Este reconhecimento do direito, ou “autorização tácita”, serve como um contrapeso democrático a atos autoritários do Poder Executivo. Ele não apenas reflete a insofismável lógica de que é preciso coibir a demora ilegal na análise de atos administrativos, como tem fundamento em Lei, que garante que “…transcorrido o prazo fixado, o silêncio da autoridade competente importará aprovação tácita para todos os efeitos...” (Art. 3º, IX, da Lei 13.874/2019).
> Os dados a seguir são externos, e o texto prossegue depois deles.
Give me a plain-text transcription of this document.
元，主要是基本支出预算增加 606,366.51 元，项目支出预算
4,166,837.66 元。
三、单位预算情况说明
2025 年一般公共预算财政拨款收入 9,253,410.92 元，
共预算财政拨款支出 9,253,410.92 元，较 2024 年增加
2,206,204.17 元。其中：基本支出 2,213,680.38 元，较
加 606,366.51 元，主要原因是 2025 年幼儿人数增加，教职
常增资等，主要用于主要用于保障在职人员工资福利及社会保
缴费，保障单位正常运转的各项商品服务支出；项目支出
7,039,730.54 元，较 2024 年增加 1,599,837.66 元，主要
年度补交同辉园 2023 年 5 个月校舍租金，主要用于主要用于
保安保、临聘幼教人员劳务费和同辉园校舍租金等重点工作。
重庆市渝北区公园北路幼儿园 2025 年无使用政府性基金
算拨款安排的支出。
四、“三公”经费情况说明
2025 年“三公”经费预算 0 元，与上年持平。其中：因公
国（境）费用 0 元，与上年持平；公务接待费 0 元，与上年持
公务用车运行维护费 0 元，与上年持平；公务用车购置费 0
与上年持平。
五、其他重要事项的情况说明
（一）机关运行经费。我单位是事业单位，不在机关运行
Seis meses depois da decisão do STF e três depois das regras criadas pelo próprio MEC já era possível constatar a inação do Órgão e foi esta situação que criou os recentes vestibulares. Ao contrário do que consta nas portarias 105 e 106/2024, não há motivo para barrar os cursos, pois existem precedentes sobre a ausência de riscos justifiquem o fechamento de cursos de medicina com avaliação satisfatória. Um bom exemplo é a decisão do Superior Tribunal de Justiça, na qual consta memorável voto do Min. Aldir Passarinho Júnior, com as seguintes afirmações:

“Não consigo ver onde haveria a grave lesão senão com relação aos alunos que já vêm cursando há um ano e meio essa instituição de nível superior, que [...] alcançou uma nota satisfatória pela inspeção do Ministério da Educação.
[...] O problema de ensino no Brasil é muito sério, mesmo porque existe uma política governamental no sentido de não aprovar novos cursos. Quer dizer: não é propriamente um atestado de incapacidade das novas instituições. É tão-somente uma política para atender às reivindicações dos órgãos de classe...”. (STJ – Trecho do voto do Min. Aldir Passarinho Júnior no AgRg na SS: 1762 DF 2007/0172074-6, Data de Publicação: 25/08/2008, grifamos)
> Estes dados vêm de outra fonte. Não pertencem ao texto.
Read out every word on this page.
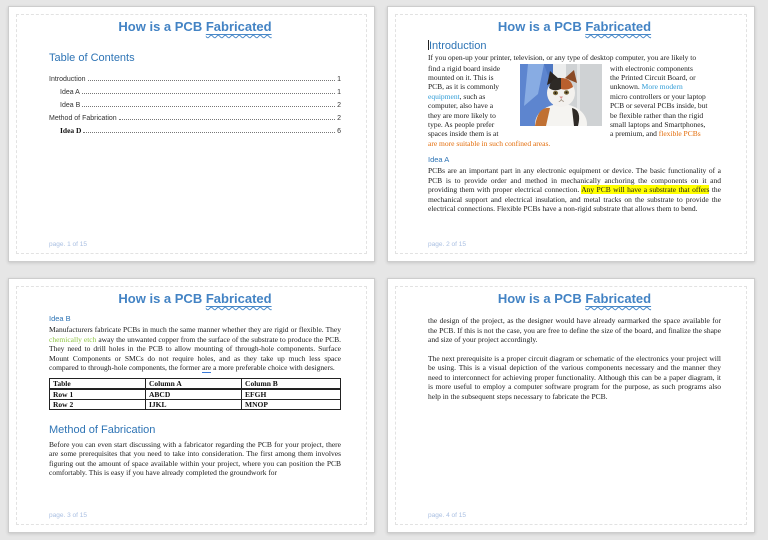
How is a PCB Fabricated
Table of Contents
Introduction	1
Idea A	1
Idea B	2
Method of Fabrication	2
Idea D	6
page. 1 of 15
How is a PCB Fabricated
Introduction
If you open-up your printer, television, or any type of desktop computer, you are likely to
find a rigid board inside
mounted on it. This is
PCB, as it is commonly
equipment, such as
computer, also have a
they are more likely to
type. As people prefer
spaces inside them is at
with electronic components
the Printed Circuit Board, or
unknown. More modern
micro controllers or your laptop
PCB or several PCBs inside, but
be flexible rather than the rigid
small laptops and Smartphones,
a premium, and flexible PCBs
are more suitable in such confined areas.
Idea A
PCBs are an important part in any electronic equipment or device. The basic functionality of a PCB is to provide order and method in mechanically anchoring the components on it and providing them with proper electrical connection. Any PCB will have a substrate that offers the mechanical support and electrical insulation, and metal tracks on the substrate to provide the electrical connections. Flexible PCBs have a non-rigid substrate that allows them to bend.
page. 2 of 15
How is a PCB Fabricated
Idea B
Manufacturers fabricate PCBs in much the same manner whether they are rigid or flexible. They chemically etch away the unwanted copper from the surface of the substrate to produce the PCB. They need to drill holes in the PCB to allow mounting of through-hole components. Surface Mount Components or SMCs do not require holes, and as they take up much less space compared to through-hole components, the former are a more preferable choice with designers.
Table	Column A	Column B
Row 1	ABCD	EFGH
Row 2	IJKL	MNOP
Method of Fabrication
Before you can even start discussing with a fabricator regarding the PCB for your project, there are some prerequisites that you need to take into consideration. The first among them involves figuring out the amount of space available within your project, where you can position the PCB comfortably. This is easy if you have already completed the groundwork for
page. 3 of 15
How is a PCB Fabricated
the design of the project, as the designer would have already earmarked the space available for the PCB. If this is not the case, you are free to define the size of the board, and finalize the shape and size of your project accordingly.
The next prerequisite is a proper circuit diagram or schematic of the electronics your project will be using. This is a visual depiction of the various components necessary and the manner they need to interconnect for achieving proper functionality. Although this can be a paper diagram, it is more useful to employ a computer software program for the purpose, as such programs also help in the subsequent steps necessary to fabricate the PCB.
page. 4 of 15
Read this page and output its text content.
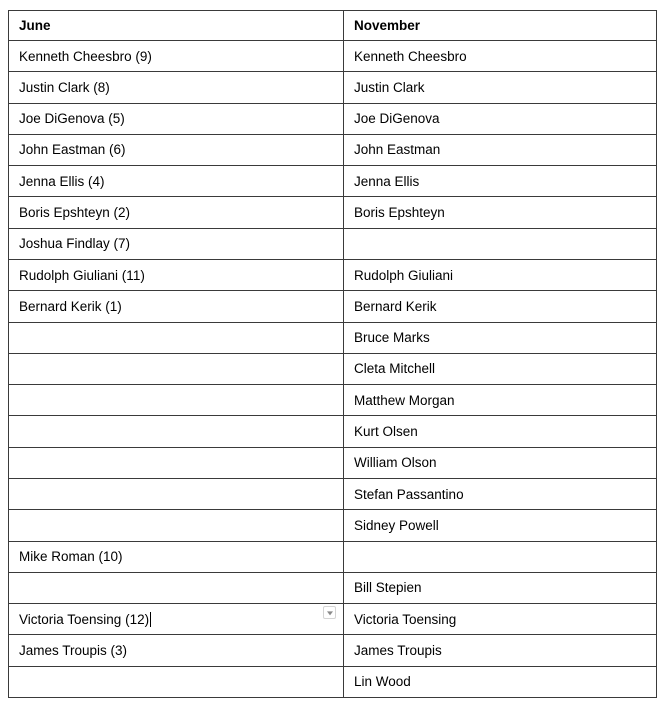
June	November
Kenneth Cheesbro (9)	Kenneth Cheesbro
Justin Clark (8)	Justin Clark
Joe DiGenova (5)	Joe DiGenova
John Eastman (6)	John Eastman
Jenna Ellis (4)	Jenna Ellis
Boris Epshteyn (2)	Boris Epshteyn
Joshua Findlay (7)	
Rudolph Giuliani (11)	Rudolph Giuliani
Bernard Kerik (1)	Bernard Kerik
	Bruce Marks
	Cleta Mitchell
	Matthew Morgan
	Kurt Olsen
	William Olson
	Stefan Passantino
	Sidney Powell
Mike Roman (10)	
	Bill Stepien
Victoria Toensing (12)	Victoria Toensing
James Troupis (3)	James Troupis
	Lin Wood
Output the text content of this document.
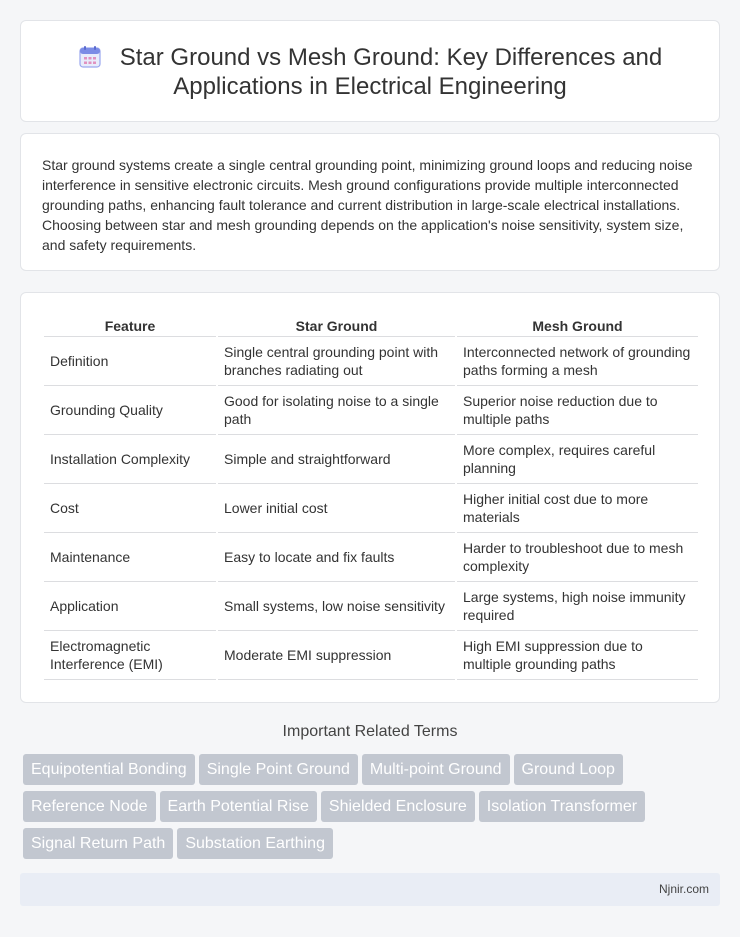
Star Ground vs Mesh Ground: Key Differences and
Applications in Electrical Engineering

Star ground systems create a single central grounding point, minimizing ground loops and reducing noise interference in sensitive electronic circuits. Mesh ground configurations provide multiple interconnected grounding paths, enhancing fault tolerance and current distribution in large-scale electrical installations. Choosing between star and mesh grounding depends on the application's noise sensitivity, system size, and safety requirements.

Feature	Star Ground	Mesh Ground
Definition	Single central grounding point with branches radiating out	Interconnected network of grounding paths forming a mesh
Grounding Quality	Good for isolating noise to a single path	Superior noise reduction due to multiple paths
Installation Complexity	Simple and straightforward	More complex, requires careful planning
Cost	Lower initial cost	Higher initial cost due to more materials
Maintenance	Easy to locate and fix faults	Harder to troubleshoot due to mesh complexity
Application	Small systems, low noise sensitivity	Large systems, high noise immunity required
Electromagnetic Interference (EMI)	Moderate EMI suppression	High EMI suppression due to multiple grounding paths
Important Related Terms
Equipotential Bonding Single Point Ground Multi-point Ground Ground Loop
Reference Node Earth Potential Rise Shielded Enclosure Isolation Transformer
Signal Return Path Substation Earthing
Njnir.com
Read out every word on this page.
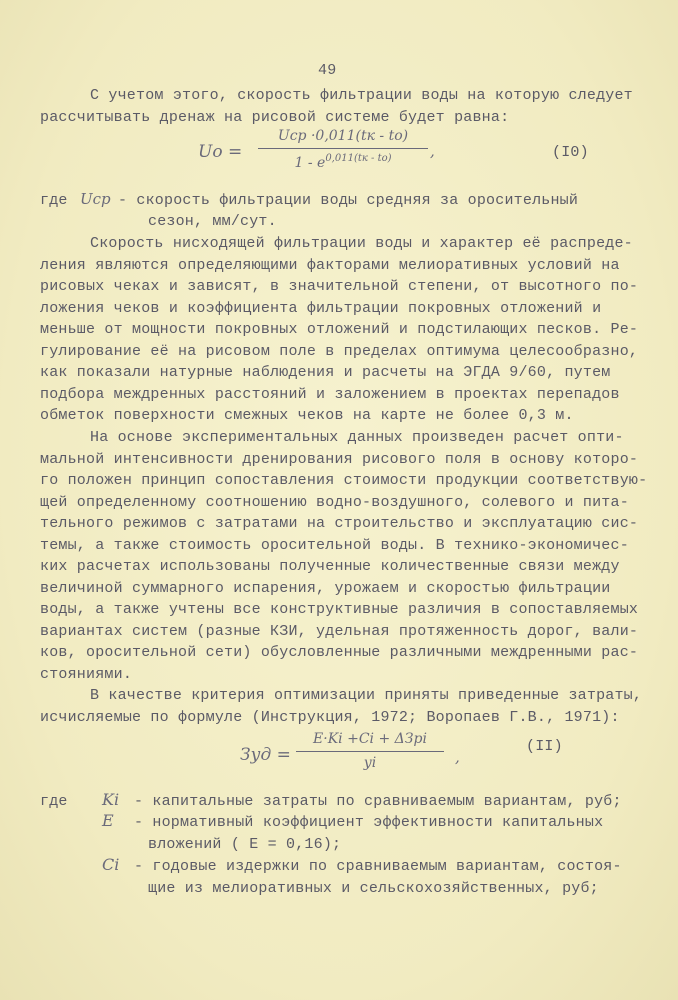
49
С учетом этого, скорость фильтрации воды на которую следует
рассчитывать дренаж на рисовой системе будет равна:
Uo =
Uср ·0,011(tк - to)
$1 - e^{0,011(tк - to)}$	,	(I0)
где Uср - скорость фильтрации воды средняя за оросительный
сезон, мм/сут.
Скорость нисходящей фильтрации воды и характер её распреде-
ления являются определяющими факторами мелиоративных условий на
рисовых чеках и зависят, в значительной степени, от высотного по-
ложения чеков и коэффициента фильтрации покровных отложений и
меньше от мощности покровных отложений и подстилающих песков. Ре-
гулирование её на рисовом поле в пределах оптимума целесообразно,
как показали натурные наблюдения и расчеты на ЭГДА 9/60, путем
подбора междренных расстояний и заложением в проектах перепадов
обметок поверхности смежных чеков на карте не более 0,3 м.
На основе экспериментальных данных произведен расчет опти-
мальной интенсивности дренирования рисового поля в основу которо-
го положен принцип сопоставления стоимости продукции соответствую-
щей определенному соотношению водно-воздушного, солевого и пита-
тельного режимов с затратами на строительство и эксплуатацию сис-
темы, а также стоимость оросительной воды. В технико-экономичес-
ких расчетах использованы полученные количественные связи между
величиной суммарного испарения, урожаем и скоростью фильтрации
воды, а также учтены все конструктивные различия в сопоставляемых
вариантах систем (разные КЗИ, удельная протяженность дорог, вали-
ков, оросительной сети) обусловленные различными междренными рас-
стояниями.
В качестве критерия оптимизации приняты приведенные затраты,
исчисляемые по формуле (Инструкция, 1972; Воропаев Г.В., 1971):
Зуд =
E·Ki +Ci + ΔЗpi
yi	,
(II)
где Ki - капитальные затраты по сравниваемым вариантам, руб;
E - нормативный коэффициент эффективности капитальных
вложений ( E = 0,16);
Ci - годовые издержки по сравниваемым вариантам, состоя-
щие из мелиоративных и сельскохозяйственных, руб;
Enfim, a reação da SERES às autorizações de realização de vestibular é tardia e equivocada, pois não considera as decisões judiciais, as leis aplicáveis, os atrasos do MEC e a sua obrigação de tornar público que esses vestibulares, autorizados há algum tempo, são fruto de sua omissão. Por outro lado, foi muito rápida a autorização de um curso de medicina em universidade pública no Ceará, um curso proposto em 2023, para o qual o MEC concedeu portaria hoje. Esses dois atos demonstram que a celeridade, que evitaria os vestibulares a partir de decisões judiciais, aparentemente fica reservada aos processos nos quais o órgão tem interesse.

Injusto, muito injusto, que agora alunos e instituições sejam tratados assim, como se os processos seletivos fossem uma surpresa e o MEC não percebesse a importância da abertura de novos cursos de medicina.